The second article I read was about a group of people who have long fascinated me: The Amish. As any fan of the Amish knows, devout mid-teens go through a period of religion-sponsored rebellion called “Rumspringa,” when they cut loose, party, embrace technology, and, finally, wear a zipper or two. This period of exploration, unfortunately, has an end date: At Rumspringa’s end, the teens are asked whether they want to leave the faith or be baptized. 90% toss the zippers.1
Many Amish teens, who haven't seen a computer before Rumspringa, are currently embracing Facebook (more, even, than the Mike’s Hard and the wine coolers). “Every [Amish teen] is on Facebook,” writes Buzzfeed’s Justine Sharrock. “They use tech and social networking with purpose bordering on urgency. When I asked Noah what’s different about how the Amish use Facebook, he suggested that they use it more so than non-Amish do. It’s critical for a Rumspringa social life.”
Facebook's albums are filled with teenagers dressed like 19th-century farmers, and selfies of girls who write “Loving my life” or “YOLO” underneath their bonnets. They profess to wanting to find a spouse through the technology. It’s all pretty weird and hilarious—the Amish have discovered the Internet in an unexpected way, like your grandmother sending you a reaction GIF—and it reminds me, a lot, of what Facebook was like a few years ago.
Before it began its second life as the Arab Spring-inducing, social change-or-whatever thing it is today, Facebook was a diversion. It was birthed from a drunken Mark Zuckerberg, who, one Tuesday night, used photos from the online facebooks of nine Harvard houses to create a Harvard Hot or Not called Facesmash. Facesmash pulled in 22,000 photo-views in its first four hours, disrupted the school, and created a campus celebrity out of Zuck, who would very soon use its underpinnings—namely, a focus on sex and hookup culture–to create a college social network that allowed you to “poke” girls you wanted to sleep with, or tell other users whether you were looking for “a random play” or “whatever [you] could get.” Facebook then had a mischievous quality. You got a lot of enjoyment out of adding friends, especially people you kind of knew and kind of wanted to know more, and you always felt like you were in a club, as dumb as that sounds. The Social Network was fictional, but it got the exclusivity of The Facebook right.
And, in farmtowns across western Pennsylvania, Amish teens are currently experiencing what most of us felt around 2007. This is, roughly, the excitement that comes before a new thing on the Internet becomes hated.
No one I know professes to enjoy Facebook anymore. No one. The complaints are legion, and too numerous to really go into deeply here. (There’s “FOMO,” the employer surveillance, the constant stress that something from your private life will be seen by a grandparent. Among many other factors.) It induces stress constantly. I’d be willing to bet that many users even stress about who’s writing on their fucking wall during their birthdays.
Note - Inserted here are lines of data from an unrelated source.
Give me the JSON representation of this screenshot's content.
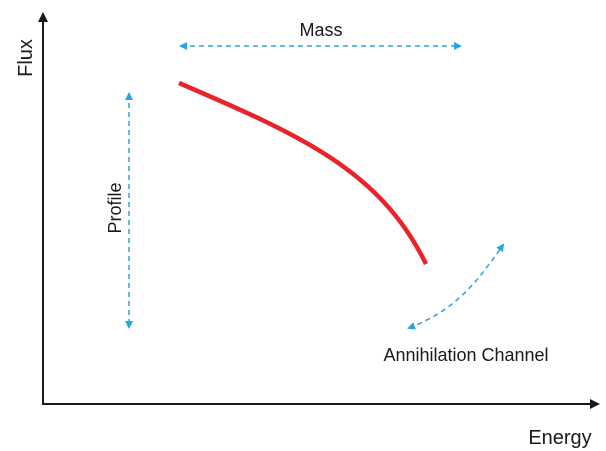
{
  "axes": {
    "x_label": "Energy",
    "y_label": "Flux"
  },
  "annotations": {
    "mass_label": "Mass",
    "profile_label": "Profile",
    "channel_label": "Annihilation Channel"
  },
  "colors": {
    "axis": "#1a1a1a",
    "curve": "#e8232a",
    "arrow": "#2aa3e0"
  }
}
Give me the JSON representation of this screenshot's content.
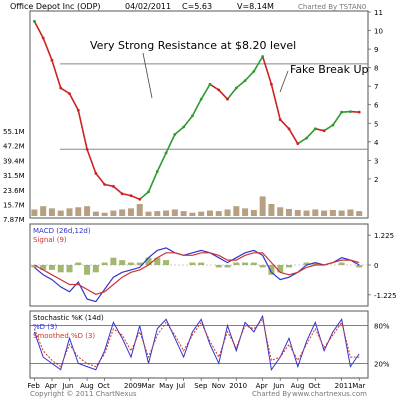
{
  "header": {
    "title": "Office Depot Inc (ODP)",
    "date": "04/02/2011",
    "close": "C=5.63",
    "volume": "V=8.14M",
    "charted_by": "Charted By TSTAN0"
  },
  "annotations": {
    "resistance": "Very Strong Resistance at $8.20 level",
    "fake_breakup": "Fake Break Up"
  },
  "footer": {
    "copyright": "Copyright © 2011 ChartNexus",
    "url": "www.chartnexus.com",
    "charted_by_label": "Charted By"
  },
  "colors": {
    "up": "#2e9a2e",
    "down": "#cc2222",
    "macd": "#3333cc",
    "signal": "#cc3333",
    "hist": "#8aa64a",
    "stoch_k": "#3333cc",
    "stoch_d": "#cc3333",
    "level_line": "#888888"
  },
  "chart_data": [
    {
      "type": "line",
      "name": "price",
      "ylim": [
        0,
        11
      ],
      "y_ticks": [
        "11",
        "10",
        "9",
        "8",
        "7",
        "6",
        "5",
        "4",
        "3",
        "2"
      ],
      "volume_ticks": [
        "55.1M",
        "47.2M",
        "39.4M",
        "31.5M",
        "23.6M",
        "15.7M",
        "7.87M"
      ],
      "x_labels": [
        "Feb",
        "Apr",
        "Jun",
        "Aug",
        "Oct",
        "2009",
        "Mar",
        "May",
        "Jul",
        "Sep",
        "Nov",
        "2010",
        "Apr",
        "Jun",
        "Aug",
        "Oct",
        "2011",
        "Mar"
      ],
      "x_positions": [
        0,
        2,
        4,
        6,
        8,
        11,
        13,
        15,
        17,
        19,
        21,
        23,
        26,
        28,
        30,
        32,
        35,
        37
      ],
      "x_range": [
        -0.5,
        38
      ],
      "months": [
        0,
        1,
        2,
        3,
        4,
        5,
        6,
        7,
        8,
        9,
        10,
        11,
        12,
        13,
        14,
        15,
        16,
        17,
        18,
        19,
        20,
        21,
        22,
        23,
        24,
        25,
        26,
        27,
        28,
        29,
        30,
        31,
        32,
        33,
        34,
        35,
        36,
        37
      ],
      "close": [
        10.5,
        9.6,
        8.4,
        6.9,
        6.6,
        5.7,
        3.6,
        2.3,
        1.7,
        1.6,
        1.2,
        1.1,
        0.9,
        1.3,
        2.4,
        3.4,
        4.4,
        4.8,
        5.4,
        6.3,
        7.1,
        6.8,
        6.3,
        6.9,
        7.3,
        7.8,
        8.6,
        7.1,
        5.2,
        4.7,
        3.9,
        4.2,
        4.7,
        4.6,
        4.9,
        5.6,
        5.63,
        5.6
      ],
      "volume": [
        12,
        18,
        14,
        10,
        14,
        16,
        18,
        8,
        6,
        10,
        12,
        14,
        22,
        8,
        9,
        10,
        12,
        9,
        6,
        8,
        10,
        9,
        12,
        18,
        14,
        11,
        36,
        22,
        16,
        13,
        11,
        10,
        12,
        10,
        11,
        10,
        12,
        9
      ],
      "levels": [
        8.2,
        3.6
      ]
    },
    {
      "type": "line",
      "name": "macd",
      "legend": [
        "MACD (26d,12d)",
        "Signal (9)"
      ],
      "y_ticks": [
        "1.225",
        "0",
        "-1.225"
      ],
      "ylim": [
        -1.6,
        1.6
      ],
      "macd": [
        -0.1,
        -0.4,
        -0.6,
        -0.9,
        -1.1,
        -0.7,
        -1.4,
        -1.5,
        -1.0,
        -0.5,
        -0.3,
        -0.2,
        -0.1,
        0.3,
        0.6,
        0.7,
        0.5,
        0.4,
        0.5,
        0.6,
        0.5,
        0.3,
        0.1,
        0.3,
        0.5,
        0.6,
        0.4,
        -0.3,
        -0.6,
        -0.5,
        -0.3,
        0.0,
        0.1,
        0.0,
        0.1,
        0.3,
        0.2,
        0.0
      ],
      "signal": [
        0.0,
        -0.2,
        -0.4,
        -0.6,
        -0.8,
        -0.8,
        -1.0,
        -1.2,
        -1.1,
        -0.8,
        -0.5,
        -0.3,
        -0.2,
        0.0,
        0.3,
        0.5,
        0.5,
        0.4,
        0.4,
        0.5,
        0.5,
        0.4,
        0.2,
        0.2,
        0.4,
        0.5,
        0.5,
        0.1,
        -0.3,
        -0.4,
        -0.3,
        -0.1,
        0.0,
        0.0,
        0.1,
        0.2,
        0.2,
        0.1
      ]
    },
    {
      "type": "line",
      "name": "stochastic",
      "legend": [
        "Stochastic %K (14d)",
        "%D (3)",
        "Smoothed %D (3)"
      ],
      "y_ticks": [
        "80%",
        "20%"
      ],
      "ylim": [
        0,
        100
      ],
      "k": [
        70,
        30,
        20,
        10,
        60,
        20,
        15,
        10,
        40,
        85,
        60,
        30,
        80,
        20,
        75,
        90,
        60,
        30,
        70,
        90,
        50,
        20,
        80,
        40,
        85,
        70,
        95,
        10,
        30,
        60,
        15,
        55,
        85,
        40,
        70,
        90,
        15,
        35
      ],
      "d": [
        75,
        40,
        25,
        15,
        50,
        30,
        20,
        15,
        35,
        75,
        65,
        40,
        70,
        30,
        65,
        85,
        65,
        40,
        65,
        85,
        55,
        30,
        70,
        45,
        80,
        75,
        90,
        25,
        30,
        50,
        25,
        50,
        75,
        45,
        65,
        85,
        30,
        30
      ]
    }
  ]
}
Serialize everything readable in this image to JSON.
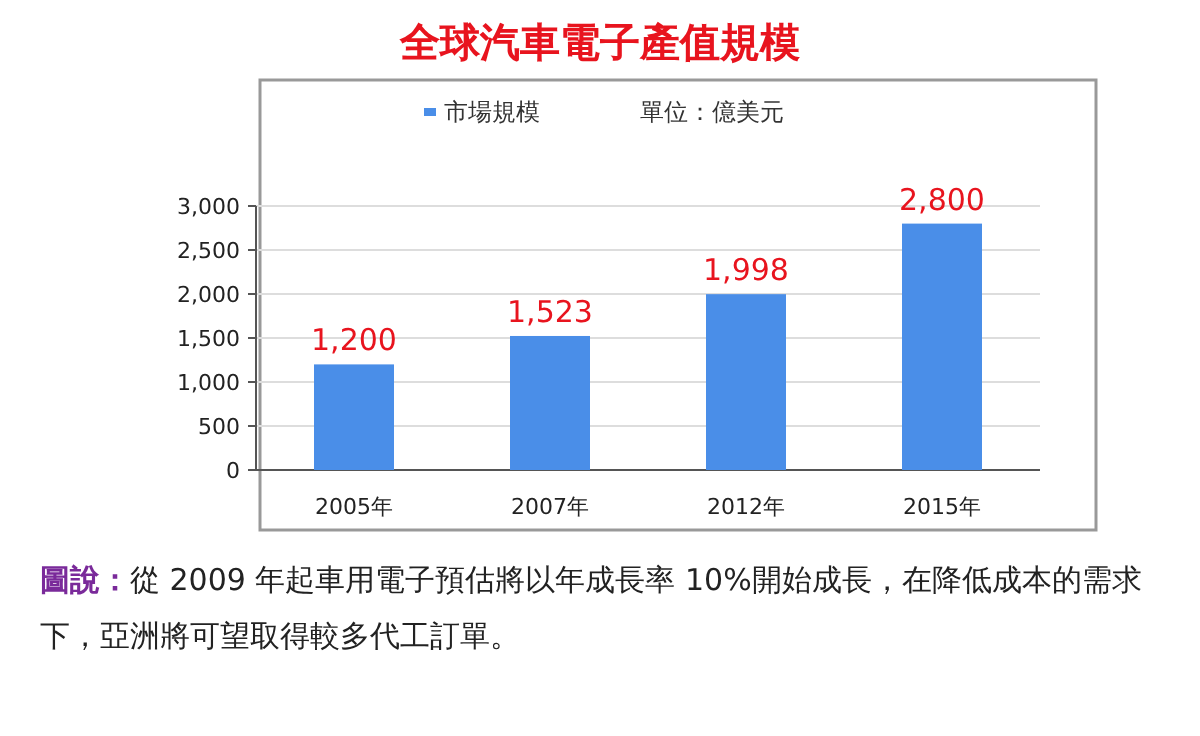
{
  "chart_data": {
    "type": "bar",
    "title": "全球汽車電子產值規模",
    "ylabel": "單位：億美元",
    "categories": [
      "2005年",
      "2007年",
      "2012年",
      "2015年"
    ],
    "series": [
      {
        "name": "市場規模",
        "color": "#4a8ee8",
        "values": [
          1200,
          1523,
          1998,
          2800
        ],
        "value_labels": [
          "1,200",
          "1,523",
          "1,998",
          "2,800"
        ]
      }
    ],
    "ylim": [
      0,
      3000
    ],
    "yticks": [
      0,
      500,
      {
        "value": 1000,
        "label": "1,000"
      },
      {
        "value": 1500,
        "label": "1,500"
      },
      {
        "value": 2000,
        "label": "2,000"
      },
      {
        "value": 2500,
        "label": "2,500"
      },
      {
        "value": 3000,
        "label": "3,000"
      }
    ],
    "legend": "top",
    "grid": "y",
    "annotations": [
      "圖說：",
      "從 2009 年起車用電子預估將以年成長率 10%開始成長，在降低成本的需求下，亞洲將可望取得較多代工訂單。"
    ]
  }
}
As the network has morphed from enjoyable diversion into all-consuming goliath, it's become a hated necessity. Only the most wide-eyed Internet innocents can like it.
Which is why these two articles matter. I'm beginning to think it's silly to constantly belly-ache about Facebook, or to critique it in the hopes that it'll get better. It won't. It never will. Once a convenience exists in our lives for an extended period of time, we just can't appreciate it. Facebook has been there for around six years for a lot of people, nearly a decade for others.2 Think back to the last time you were grateful for something Time Warner Cable did. Or your local movie theater. Or your washer and dryer. We will never approach Zuck's drunken creation like we did six years ago, or like the Amish do now. Its problems deserve, then, about as much of your concern as your fax machine's.
Facebook sucks now. It’ll always suck. That's how old conveniences work. Stop whining about it. (You first.)
1This was all memorably portrayed in the terrible and awesome 2004 TV show Amish in the City, which was light-years better than that fraudulent Breaking Amish.
2I don't think it's a coincidence that Facebook's 2006 decision to open up to anyone with an email address coincides with the last time the currently shit-on Arrested Development was on the air. Absence makes the heart go fonder—omnipresence just makes you angry.